To provide the best care, as professionals in children's services, we must stay up to date on the latest research and best practices. Encourage ongoing training and professional development to ensure that staff are equipped with the knowledge and skills needed to support children effectively. More importantly, leadership needs to ensure that there is space provided to attend training and time allocated for reading. In other words, encouragement isn't quite enough without the support to do it. I remember the days when you'd be given a study day but the the other four days of the week had to hold your full-time workload and you of course had to study! A recipe for burnout.

Creating a psychologically safe environment requires collaboration among professionals from various disciplines (Miller et al., 2023). The collaborative efforts of all teams working together are vital to providing comprehensive and holistic support that nurtures a child's physical, emotional, and educational development, ensuring their overall well-being. As we reiterate here at TICS, ‘it takes a village.’

Such environments also mean that we can work together to foster resilience and provide opportunities to work through challenging situations together. This approach has been found to prevent burnout whilst ensuring consistent, high-quality care for children (Lane et al., 2023).
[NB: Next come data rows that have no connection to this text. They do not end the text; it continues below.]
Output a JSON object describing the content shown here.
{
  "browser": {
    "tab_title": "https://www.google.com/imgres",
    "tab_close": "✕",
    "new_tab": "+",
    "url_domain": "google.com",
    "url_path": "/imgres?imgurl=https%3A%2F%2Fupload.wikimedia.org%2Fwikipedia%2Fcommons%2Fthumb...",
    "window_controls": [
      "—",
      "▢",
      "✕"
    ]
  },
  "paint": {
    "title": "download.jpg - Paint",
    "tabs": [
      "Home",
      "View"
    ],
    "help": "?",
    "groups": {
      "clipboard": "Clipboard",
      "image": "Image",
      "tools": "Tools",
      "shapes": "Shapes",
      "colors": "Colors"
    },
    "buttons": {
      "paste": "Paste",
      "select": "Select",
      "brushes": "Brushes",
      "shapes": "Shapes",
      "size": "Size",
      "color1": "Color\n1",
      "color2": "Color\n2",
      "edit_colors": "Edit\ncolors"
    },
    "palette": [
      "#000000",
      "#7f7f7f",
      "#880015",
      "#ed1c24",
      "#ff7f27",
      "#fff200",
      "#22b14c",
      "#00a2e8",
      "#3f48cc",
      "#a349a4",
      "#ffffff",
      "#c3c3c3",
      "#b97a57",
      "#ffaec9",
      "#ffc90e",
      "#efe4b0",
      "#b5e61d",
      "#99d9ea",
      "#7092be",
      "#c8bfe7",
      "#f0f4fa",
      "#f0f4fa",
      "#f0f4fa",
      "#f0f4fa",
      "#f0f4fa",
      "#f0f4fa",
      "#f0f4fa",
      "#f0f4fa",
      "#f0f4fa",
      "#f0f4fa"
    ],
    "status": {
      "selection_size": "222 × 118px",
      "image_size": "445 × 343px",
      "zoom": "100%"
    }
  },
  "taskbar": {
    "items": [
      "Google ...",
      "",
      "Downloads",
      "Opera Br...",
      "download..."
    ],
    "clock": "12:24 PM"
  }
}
Finally, the creation of a psychologically safe working environment is not just an aspiration; it's a necessity. By implementing these strategies, we can create an atmosphere of trust, empathy, and collaboration, ultimately leading to better outcomes for children and their families. Remember, a safe and supportive environment benefits not only the children but also the dedicated professionals who work tirelessly to nurture their growth and well-being.

Garcia, A., Sprang, G., & Clemans, T. (2023). The role of school leaders in
cultivating a trauma-informed school climate. Children and Youth Services
, 146, 106816.

Gilroy, H. (2023). Becoming a Trauma-Informed Leader. Journal for Nurses in
Professional Development
, 39(1), 65-66.

Lane, R., Labno, A., D’Souza, S., Ullman, R., Singleton, R., Bevington, D., … &
Edbrooke-Childs, J. (2023). Staff burnout in the Children and Young People Secure
Estate (CYPSE) in England. Journal of Workplace Behavioral Health, 38(2), 147-

Miller, N., Nair, S., & Majumder, P. (2023). Is it ‘just ’trauma? Use of trauma-informed
approaches and multi-agency consultation in mental healthcare of looked after
children. BJPsych Bulletin, 1-5.

Tucker, S., & Hoying, J. (2023). “Empathic Communication Part I: Responding to
Stress in the Workplace." In Workplace Wellness: From Resiliency to Suicide
Prevention and Grief Management: A Practical Guide to Supporting Healthcare
pp. 153-163. Cham: Springer International Publishing.